If there is one central component that is connected to every other component, the network is said to be a star and the component all others connect to is called the hub. For n components, that means n − 1 separate links.

Start networks are simple to design, implement and extend. However, they are highly dependent on the hub, being limited by its capabilities and going down if it does down.

2.3 Bus

If every component is attached to the same half-duplex channel, the network is said to have a “bus topology” and that single channel is called “the bus”. For n components, that means 1 link.

Buses are relatively simple to construct, but need to handle the potential for collision in some way. Adding new components to a bus is straightforward, but the likelihood of collision increases as more components are attached to the channel, so buses are good for situations when a small-but-variable number of components are to be connected. Buses can be very efficient if each component desires to communicate rarely but to have the message travel at speed, or when many receivers want access to the same message.

3 “The Bus”

Inside a computer’s casing it is common to have several special-purpose networks to connect various components of the system. Because early implementations had a bus topology, these are all commonly called buses, and in many cases referred to simply as “the bus.”

The following are all often called simply “the bus”:

Frontside bus

Connects the CPU, RAM, drives, GPUs, input devices, etc.

Commonly implemented as one or more bus-topology channels.

The best known example is the PCI1, which is used both for a deprecated standard and the family of subsequent standards including the current2 PCI-e standards.

Backside bus

Connects the CPU and the L2 caches.

In a multicore setting, topologies vary; the number of links may be constrained by space and heat dissipation as well as connectivity.

Memory bus

Connects the CPU and RAM (or one of the caches and RAM). Often also has a third connection, a special bus-connecting component called a “bridge” that allows the memory bus and frontside bus to communicate.

Commonly implemented as a single bus-topology channel.

The following are sometimes called buses, but not generally just “the bus”:

Universal Serial Bus
A technology for connecting removable peripheral components to computers.

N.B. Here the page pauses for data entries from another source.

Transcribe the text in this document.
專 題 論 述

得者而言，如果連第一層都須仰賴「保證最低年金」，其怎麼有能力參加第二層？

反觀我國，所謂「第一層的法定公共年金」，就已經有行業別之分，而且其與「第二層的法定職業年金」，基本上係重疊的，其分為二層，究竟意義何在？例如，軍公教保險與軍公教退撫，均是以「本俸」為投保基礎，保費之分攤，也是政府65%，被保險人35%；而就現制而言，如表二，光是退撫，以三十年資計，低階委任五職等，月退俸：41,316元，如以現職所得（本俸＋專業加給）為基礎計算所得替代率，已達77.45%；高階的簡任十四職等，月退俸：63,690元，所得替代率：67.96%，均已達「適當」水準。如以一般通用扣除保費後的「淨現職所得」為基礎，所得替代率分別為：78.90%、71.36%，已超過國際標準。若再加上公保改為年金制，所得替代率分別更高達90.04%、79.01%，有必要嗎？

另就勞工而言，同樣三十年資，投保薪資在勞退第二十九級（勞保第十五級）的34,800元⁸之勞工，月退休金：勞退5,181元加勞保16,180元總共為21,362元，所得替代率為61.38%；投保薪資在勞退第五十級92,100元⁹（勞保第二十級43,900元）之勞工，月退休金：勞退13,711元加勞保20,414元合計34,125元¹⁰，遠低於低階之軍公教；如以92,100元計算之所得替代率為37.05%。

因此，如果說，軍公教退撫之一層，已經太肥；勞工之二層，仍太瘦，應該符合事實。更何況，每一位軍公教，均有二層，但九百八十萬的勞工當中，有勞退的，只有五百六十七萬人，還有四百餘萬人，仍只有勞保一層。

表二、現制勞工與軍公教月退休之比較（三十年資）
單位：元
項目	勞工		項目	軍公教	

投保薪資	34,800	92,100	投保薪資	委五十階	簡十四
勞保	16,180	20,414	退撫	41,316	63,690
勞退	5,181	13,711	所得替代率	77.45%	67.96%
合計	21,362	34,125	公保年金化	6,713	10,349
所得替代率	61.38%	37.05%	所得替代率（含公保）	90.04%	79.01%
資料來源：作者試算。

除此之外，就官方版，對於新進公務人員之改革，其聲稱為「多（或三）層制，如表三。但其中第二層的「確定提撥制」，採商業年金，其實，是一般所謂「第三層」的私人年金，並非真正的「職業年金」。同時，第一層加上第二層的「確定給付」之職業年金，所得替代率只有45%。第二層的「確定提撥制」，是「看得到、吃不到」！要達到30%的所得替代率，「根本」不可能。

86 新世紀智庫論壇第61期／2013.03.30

Despite the “bus” name, this is a pure tree-topology network: pair-wise links with multiple star-like hubs.
SCSI
Pronounced “scuzzie”, the Small Computer System Interface (SCSI) typically is used to connect drives (hard drives, optical drives, etc) to the front-side bus. Topologically, this is a “linear bus”, a type of variable-length bus.
SATA
The Serial ATA3 typically is used to connect drives (hard drives, optical drives, etc) to the front-side bus. Topologically, this is a point-to-point network with port multipliers; basically this means the maximal number of connections (or “ports”) has to be decided in advance, but devices can be added that connect several other devices to a single port.

  1. This stands for “peripheral component interconnect” but is almost universally called by its acronym, so much so that I’d expct using the full name to confuse people.

  2. as of 2019

  3. ATA stands for “AT Attachment”. AT is short for “IBM Personal Computer AT,” the product which popularized this attachment technology. In that computer’s name, AT stood for “advanced technology”.